The parts related to the hydrogen storage tank withstand 700 bar pressure and use materials that do not cause hydrogen embrittlement. The outer liner of the hydrogen tank was manufactured by highly durable carbon fiber dipped in an epoxy resin and rolled in a twisted state. The inner liner (Type 4) used a plastic liner material.
Energy Storage System (Battery)
The electrical energy generated by the fuel cell system is stored in the lithium ion battery of the energy storage system. The maximum output of electric energy generated by the fuel cell system does not reach the maximum output required for operating the hydrogen fuel cell tram.
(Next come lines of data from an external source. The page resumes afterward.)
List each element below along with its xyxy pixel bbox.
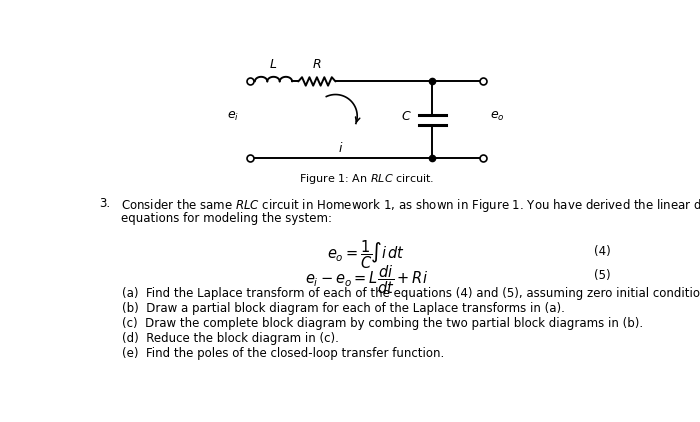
Text: (c)  Draw the complete block diagram by combing the two partial block diagrams i: (c) Draw the complete block diagram by c… — [122, 317, 643, 330]
Text: $e_i$: $e_i$ — [227, 110, 239, 123]
Text: $e_i - e_o = L\dfrac{di}{dt} + Ri$: $e_i - e_o = L\dfrac{di}{dt} + Ri$ — [305, 263, 428, 296]
Text: (5): (5) — [594, 269, 610, 282]
Text: $R$: $R$ — [312, 58, 321, 70]
Text: $e_o = \dfrac{1}{C}\!\int i\,dt$: $e_o = \dfrac{1}{C}\!\int i\,dt$ — [328, 238, 405, 271]
Text: $i$: $i$ — [338, 141, 343, 155]
Text: 3.: 3. — [99, 197, 111, 210]
Text: $C$: $C$ — [401, 110, 412, 122]
Text: equations for modeling the system:: equations for modeling the system: — [121, 211, 332, 225]
Text: $L$: $L$ — [270, 58, 278, 70]
Text: (4): (4) — [594, 245, 610, 258]
Text: $e_o$: $e_o$ — [491, 110, 505, 123]
Text: (b)  Draw a partial block diagram for each of the Laplace transforms in (a).: (b) Draw a partial block diagram for eac… — [122, 302, 566, 315]
Text: (d)  Reduce the block diagram in (c).: (d) Reduce the block diagram in (c). — [122, 332, 340, 345]
Text: (e)  Find the poles of the closed-loop transfer function.: (e) Find the poles of the closed-loop tr… — [122, 347, 444, 360]
Text: (a)  Find the Laplace transform of each of the equations (4) and (5), assuming z: (a) Find the Laplace transform of each o… — [122, 287, 700, 300]
Text: Figure 1: An $RLC$ circuit.: Figure 1: An $RLC$ circuit. — [299, 172, 434, 186]
Text: Consider the same $RLC$ circuit in Homework 1, as shown in Figure 1. You have de: Consider the same $RLC$ circuit in Homew… — [121, 197, 700, 214]
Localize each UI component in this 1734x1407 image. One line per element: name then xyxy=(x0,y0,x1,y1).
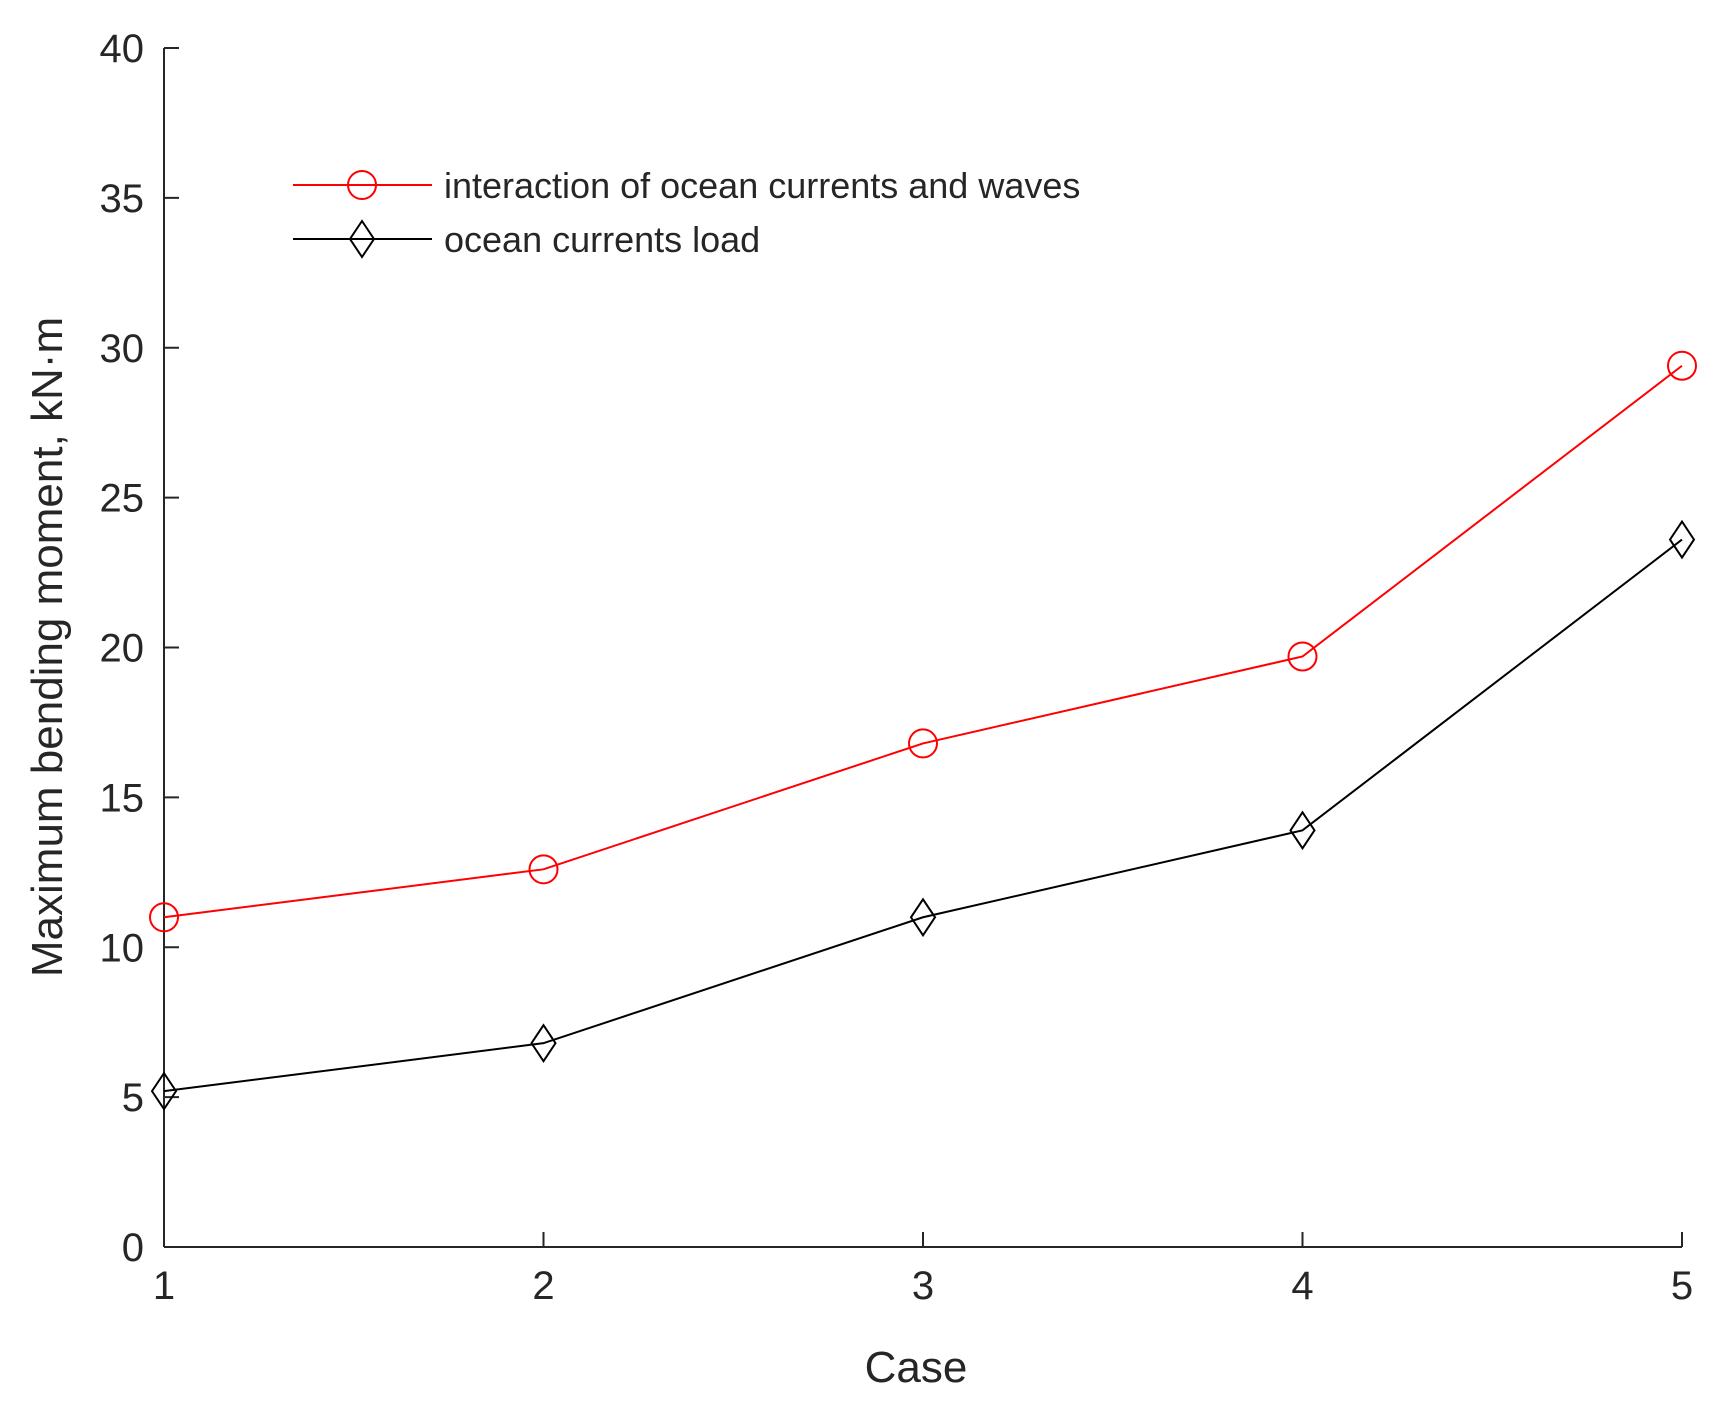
legend-marker xyxy=(348,219,376,259)
legend: interaction of ocean currents and waves o… xyxy=(293,165,1080,260)
axes xyxy=(163,48,1682,1248)
series-2 xyxy=(150,519,1696,1111)
series-line xyxy=(163,538,1683,1093)
y-tick-label: 0 xyxy=(122,1226,144,1270)
x-tick-label: 3 xyxy=(912,1264,934,1308)
y-tick-label: 25 xyxy=(100,477,145,521)
legend-label: ocean currents load xyxy=(444,219,760,260)
x-tick-label: 5 xyxy=(1671,1264,1693,1308)
y-tick-label: 15 xyxy=(100,776,145,820)
y-tick-label: 40 xyxy=(100,27,145,71)
data-point xyxy=(528,854,559,885)
legend-label: interaction of ocean currents and waves xyxy=(444,165,1080,206)
series-1 xyxy=(149,350,1697,933)
y-tick-label: 35 xyxy=(100,177,145,221)
x-tick-label: 1 xyxy=(153,1264,175,1308)
legend-item: interaction of ocean currents and waves xyxy=(293,165,1080,206)
y-tick-label: 20 xyxy=(100,627,145,671)
y-ticks: 0 5 10 15 20 25 30 35 40 xyxy=(100,27,179,1270)
y-tick-label: 30 xyxy=(100,327,145,371)
data-point xyxy=(1668,519,1696,560)
data-point xyxy=(1289,810,1316,851)
data-point xyxy=(908,728,938,759)
y-tick-label: 10 xyxy=(100,926,145,970)
x-ticks: 1 2 3 4 5 xyxy=(153,1232,1693,1308)
x-axis-label: Case xyxy=(865,1343,968,1392)
data-point xyxy=(1287,641,1318,672)
x-tick-label: 4 xyxy=(1291,1264,1313,1308)
data-point xyxy=(1667,350,1697,381)
data-point xyxy=(149,902,179,933)
data-point xyxy=(150,1071,178,1111)
y-axis-label: Maximum bending moment, kN·m xyxy=(23,317,72,977)
x-tick-label: 2 xyxy=(532,1264,554,1308)
data-point xyxy=(909,897,937,938)
legend-marker xyxy=(347,170,377,200)
series-layer xyxy=(149,350,1697,1111)
series-line xyxy=(163,364,1683,919)
data-point xyxy=(530,1023,557,1063)
y-tick-label: 5 xyxy=(122,1076,144,1120)
legend-item: ocean currents load xyxy=(293,219,760,260)
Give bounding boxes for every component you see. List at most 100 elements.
At this time, the insufficient output supplies the electric energy stored in the energy storage system to the traction inverter and auxiliary power converter. In the regenerative braking mode, the output power of the fuel cell system is minimized, and the electrical energy generated during regenerative braking is stored in the energy storage system.
Cooling Unit
An integrated liquid cooling system that effectively cools heat generation is applied to the hydrogen fuel cell tram. A fuel cell is an energy conversion equipment that generates electricity through a chemical reaction between hydrogen as a fuel and oxygen as an oxidizing agent. In this way, not only power but also heat is generated when converted into electrical energy. In addition, heat is generated during operating in BOP and FDC, which are related components that help operate fuel cells. Additionally, traction inverter and auxiliary power supply system generate heat as well.
The integrated liquid cooling system has increased cooling efficiency by integrally managing the heat generation of various systems.
Power Converter
The propulsion system of the hydrogen fuel cell tram is the latest system to which the PMSM(Permanent Magnet Synchronous Motor) as a traction motor is applied. The power converter consists of a traction inverter, an auxiliary converter and a braking resistor. It is installed on top of modules A and B. Each traction inverter consists of four independent traction inverter modules that supply power to one traction motor (PMSM). The auxiliary converter is an equipment that converts the high voltage generated in the fuel cell into an auxiliary voltage of AC 3x380V/60Hz (including AC 1x220V) and DC 24VDC.
The advantages of the hydrogen fuel cell tram’s power converter are as follows.
1. Reduce size and weight by making traction inverter and auxiliary power converter into an all-in-one box
2. Reduce size and weight as power modules, chokes, and transformers water cooling system
3. Apply PMSM traction motors with a high efficiency of 97% or more
4. Reduce wheel maintenance cost by separately managing wheel diameter in 1C1M (one traction inverter module controls one motor) method. Improve ride comfort with separate wheel slip/slide controls.
5. Reduce maintenance cost by applying PMSM
PMSM Traction motor
A total of four PMSM are installed for each wheel per motor bogie. It is powered by electrical energy transmitted by the traction inverter. The traction force generated by the PMSM is transmitted to the driving gear unit through coupling. A gear coupling with excellent flexibility is applied to the gear unit of the PMSM.